Ladan Ali, who dropped off a bag of $120,000 in cash to a juror in the federal Feeding Our Future trial last year in a shocking attempted bribe, will stay out of prison until her sentencing after violating the conditions of her release.

After a DWI arrest, Ali, 32, of Fridley was given a lengthy list of additional conditions for her release — including remote electronic alcohol monitoring and completing an alcohol assessment or treatment program — at a hearing before U.S. Magistrate Judge Doug Micko in St. Paul on Tuesday.

Ali pleaded guilty last September to bribery and is awaiting sentencing in that case.

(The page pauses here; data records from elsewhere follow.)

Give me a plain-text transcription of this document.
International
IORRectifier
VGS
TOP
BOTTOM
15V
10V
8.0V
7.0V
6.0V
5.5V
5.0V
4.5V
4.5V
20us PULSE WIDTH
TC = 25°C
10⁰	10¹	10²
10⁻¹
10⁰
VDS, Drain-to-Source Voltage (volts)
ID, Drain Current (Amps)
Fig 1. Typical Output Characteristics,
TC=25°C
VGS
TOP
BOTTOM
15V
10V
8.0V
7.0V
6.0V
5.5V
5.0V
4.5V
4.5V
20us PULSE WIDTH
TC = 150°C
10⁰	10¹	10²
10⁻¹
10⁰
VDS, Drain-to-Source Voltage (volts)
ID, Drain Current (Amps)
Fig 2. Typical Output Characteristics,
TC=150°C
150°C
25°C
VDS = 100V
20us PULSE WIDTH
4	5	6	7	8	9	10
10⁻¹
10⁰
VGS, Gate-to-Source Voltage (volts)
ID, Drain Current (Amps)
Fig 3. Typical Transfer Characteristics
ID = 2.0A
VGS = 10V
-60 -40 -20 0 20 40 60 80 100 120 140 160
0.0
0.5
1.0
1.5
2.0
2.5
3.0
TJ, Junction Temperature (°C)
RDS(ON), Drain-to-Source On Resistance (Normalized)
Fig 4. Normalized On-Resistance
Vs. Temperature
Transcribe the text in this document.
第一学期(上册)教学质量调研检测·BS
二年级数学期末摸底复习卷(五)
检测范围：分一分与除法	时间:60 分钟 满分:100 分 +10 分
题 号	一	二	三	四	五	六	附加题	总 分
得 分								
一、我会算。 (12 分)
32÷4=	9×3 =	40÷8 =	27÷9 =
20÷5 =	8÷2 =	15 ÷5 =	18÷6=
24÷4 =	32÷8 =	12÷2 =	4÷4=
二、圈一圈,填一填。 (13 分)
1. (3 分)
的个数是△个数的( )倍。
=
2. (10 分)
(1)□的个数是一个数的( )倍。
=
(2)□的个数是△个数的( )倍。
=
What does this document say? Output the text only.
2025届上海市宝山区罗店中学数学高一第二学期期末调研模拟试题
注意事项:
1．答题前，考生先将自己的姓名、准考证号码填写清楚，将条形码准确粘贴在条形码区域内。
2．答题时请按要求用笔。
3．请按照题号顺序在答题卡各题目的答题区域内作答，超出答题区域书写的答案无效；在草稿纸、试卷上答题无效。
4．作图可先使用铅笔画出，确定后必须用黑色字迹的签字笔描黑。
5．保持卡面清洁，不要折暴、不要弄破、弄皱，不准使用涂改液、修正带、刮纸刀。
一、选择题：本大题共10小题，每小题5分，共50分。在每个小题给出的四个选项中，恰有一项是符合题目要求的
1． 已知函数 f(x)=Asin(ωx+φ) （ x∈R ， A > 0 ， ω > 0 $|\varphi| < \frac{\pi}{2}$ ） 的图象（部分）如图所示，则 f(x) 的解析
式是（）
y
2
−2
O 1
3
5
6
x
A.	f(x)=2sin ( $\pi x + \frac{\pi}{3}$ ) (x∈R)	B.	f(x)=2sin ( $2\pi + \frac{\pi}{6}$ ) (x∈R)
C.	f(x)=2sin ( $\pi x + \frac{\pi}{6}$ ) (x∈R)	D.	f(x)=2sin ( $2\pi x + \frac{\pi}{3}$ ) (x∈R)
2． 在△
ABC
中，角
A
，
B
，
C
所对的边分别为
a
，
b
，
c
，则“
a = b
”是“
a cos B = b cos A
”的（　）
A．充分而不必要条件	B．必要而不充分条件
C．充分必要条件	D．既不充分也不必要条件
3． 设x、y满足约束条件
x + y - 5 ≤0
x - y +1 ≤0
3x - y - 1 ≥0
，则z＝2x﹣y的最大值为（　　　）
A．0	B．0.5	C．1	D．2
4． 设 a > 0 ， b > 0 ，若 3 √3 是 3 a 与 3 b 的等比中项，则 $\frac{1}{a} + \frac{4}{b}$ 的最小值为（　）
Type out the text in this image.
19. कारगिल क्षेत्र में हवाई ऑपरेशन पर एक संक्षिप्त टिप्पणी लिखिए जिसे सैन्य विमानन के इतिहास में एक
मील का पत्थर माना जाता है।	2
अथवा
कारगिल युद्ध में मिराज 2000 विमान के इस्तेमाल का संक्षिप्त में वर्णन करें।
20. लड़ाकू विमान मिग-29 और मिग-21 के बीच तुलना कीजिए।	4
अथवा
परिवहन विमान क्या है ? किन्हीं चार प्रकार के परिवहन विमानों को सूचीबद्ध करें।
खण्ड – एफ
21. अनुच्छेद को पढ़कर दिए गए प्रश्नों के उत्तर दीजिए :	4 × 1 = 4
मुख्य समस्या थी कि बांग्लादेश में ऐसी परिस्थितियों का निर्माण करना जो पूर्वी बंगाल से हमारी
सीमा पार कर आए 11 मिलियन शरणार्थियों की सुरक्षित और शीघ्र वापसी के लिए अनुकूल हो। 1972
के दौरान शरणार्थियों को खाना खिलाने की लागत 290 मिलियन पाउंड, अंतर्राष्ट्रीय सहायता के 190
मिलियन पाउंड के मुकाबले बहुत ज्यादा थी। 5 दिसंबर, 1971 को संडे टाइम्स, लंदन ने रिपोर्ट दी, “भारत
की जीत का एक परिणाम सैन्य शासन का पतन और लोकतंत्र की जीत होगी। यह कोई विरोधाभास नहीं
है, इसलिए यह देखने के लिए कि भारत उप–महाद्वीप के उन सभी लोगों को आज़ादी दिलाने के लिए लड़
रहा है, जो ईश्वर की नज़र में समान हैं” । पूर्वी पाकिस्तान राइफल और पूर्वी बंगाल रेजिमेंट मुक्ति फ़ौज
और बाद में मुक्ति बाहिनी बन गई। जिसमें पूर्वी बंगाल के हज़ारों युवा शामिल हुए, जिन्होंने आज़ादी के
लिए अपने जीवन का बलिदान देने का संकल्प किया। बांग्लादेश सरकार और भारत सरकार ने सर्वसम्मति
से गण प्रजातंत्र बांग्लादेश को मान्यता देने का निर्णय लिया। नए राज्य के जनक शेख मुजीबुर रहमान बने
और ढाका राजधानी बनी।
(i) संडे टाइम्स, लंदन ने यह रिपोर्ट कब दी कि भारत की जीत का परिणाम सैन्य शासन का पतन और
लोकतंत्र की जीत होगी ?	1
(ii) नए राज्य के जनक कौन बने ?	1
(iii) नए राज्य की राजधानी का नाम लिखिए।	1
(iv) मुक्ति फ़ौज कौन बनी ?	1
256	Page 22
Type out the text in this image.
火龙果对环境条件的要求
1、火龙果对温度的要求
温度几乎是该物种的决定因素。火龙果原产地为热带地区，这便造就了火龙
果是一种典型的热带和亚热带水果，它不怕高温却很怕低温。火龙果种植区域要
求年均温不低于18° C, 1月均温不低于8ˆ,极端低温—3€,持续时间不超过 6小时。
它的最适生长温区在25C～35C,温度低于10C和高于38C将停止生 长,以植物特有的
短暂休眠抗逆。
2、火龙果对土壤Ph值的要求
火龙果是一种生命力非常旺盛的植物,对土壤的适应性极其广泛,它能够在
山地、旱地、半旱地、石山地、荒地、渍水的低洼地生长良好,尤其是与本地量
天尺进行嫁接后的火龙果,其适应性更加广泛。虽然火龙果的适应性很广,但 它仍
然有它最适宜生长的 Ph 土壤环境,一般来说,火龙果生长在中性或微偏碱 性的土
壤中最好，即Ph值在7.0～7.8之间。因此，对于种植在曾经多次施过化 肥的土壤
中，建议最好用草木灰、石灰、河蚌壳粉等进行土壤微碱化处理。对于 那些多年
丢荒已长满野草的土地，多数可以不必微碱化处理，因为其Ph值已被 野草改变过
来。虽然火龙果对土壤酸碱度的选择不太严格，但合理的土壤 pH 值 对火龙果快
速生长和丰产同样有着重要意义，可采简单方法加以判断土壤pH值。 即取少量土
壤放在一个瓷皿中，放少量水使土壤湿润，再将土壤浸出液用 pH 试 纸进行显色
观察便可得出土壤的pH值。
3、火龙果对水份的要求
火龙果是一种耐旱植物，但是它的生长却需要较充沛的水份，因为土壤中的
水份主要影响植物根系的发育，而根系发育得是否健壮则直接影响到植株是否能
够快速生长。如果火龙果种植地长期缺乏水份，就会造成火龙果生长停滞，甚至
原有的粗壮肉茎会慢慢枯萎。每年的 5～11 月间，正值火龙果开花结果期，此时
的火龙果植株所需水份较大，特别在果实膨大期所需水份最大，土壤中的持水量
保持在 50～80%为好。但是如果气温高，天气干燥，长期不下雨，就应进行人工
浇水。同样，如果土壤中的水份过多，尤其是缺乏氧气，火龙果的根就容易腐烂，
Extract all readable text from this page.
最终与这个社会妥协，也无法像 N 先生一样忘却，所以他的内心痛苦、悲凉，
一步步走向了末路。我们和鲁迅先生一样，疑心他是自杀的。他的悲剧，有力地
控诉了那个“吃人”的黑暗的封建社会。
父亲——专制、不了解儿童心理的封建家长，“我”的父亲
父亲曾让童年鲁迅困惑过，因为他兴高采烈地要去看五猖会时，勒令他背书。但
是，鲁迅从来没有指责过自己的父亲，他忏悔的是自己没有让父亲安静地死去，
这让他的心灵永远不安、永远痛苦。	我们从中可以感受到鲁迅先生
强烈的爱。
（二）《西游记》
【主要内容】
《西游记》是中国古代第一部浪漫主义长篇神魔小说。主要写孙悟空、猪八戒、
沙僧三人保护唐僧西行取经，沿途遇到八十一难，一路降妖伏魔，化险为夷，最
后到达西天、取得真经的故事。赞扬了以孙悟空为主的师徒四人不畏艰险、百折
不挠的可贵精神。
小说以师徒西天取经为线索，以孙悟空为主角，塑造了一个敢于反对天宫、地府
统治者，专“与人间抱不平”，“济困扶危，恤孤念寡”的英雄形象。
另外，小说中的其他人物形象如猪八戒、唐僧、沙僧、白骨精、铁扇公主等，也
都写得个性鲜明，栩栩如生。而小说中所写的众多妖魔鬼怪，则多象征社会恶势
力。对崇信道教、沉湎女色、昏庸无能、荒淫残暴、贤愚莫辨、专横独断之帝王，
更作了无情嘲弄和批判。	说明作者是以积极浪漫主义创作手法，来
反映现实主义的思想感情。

She could face a possible sentence of nearly five to six years in prison.

According to charges filed in Hennepin County District Court last month, a State Patrol trooper stopped Ali on Hwy. 62 on Feb. 14 after she had rear-ended another car on Hwy. 55 and fled the scene. According to the trooper who arrested her, she failed a field sobriety test and a breath test showed a blood alcohol content of 0.28%.

Micko indicated that Ali had already started a treatment program and there would be no additional hearings on the matter. Assistant U.S. Attorney Kimberly Svendsen agreed with the conditions, as did Ali's lawyer, Eric Newmark.

The incident in June was the first attempted bribe of a juror in Minnesota in more than 60 years and led to extra security measures in last year's trial and in another trial this month. Last week, new court documents revealed Ali also controlled a company that received at least $1.6 million from entities involved in the fraud scheme that's at the center of the federal trials.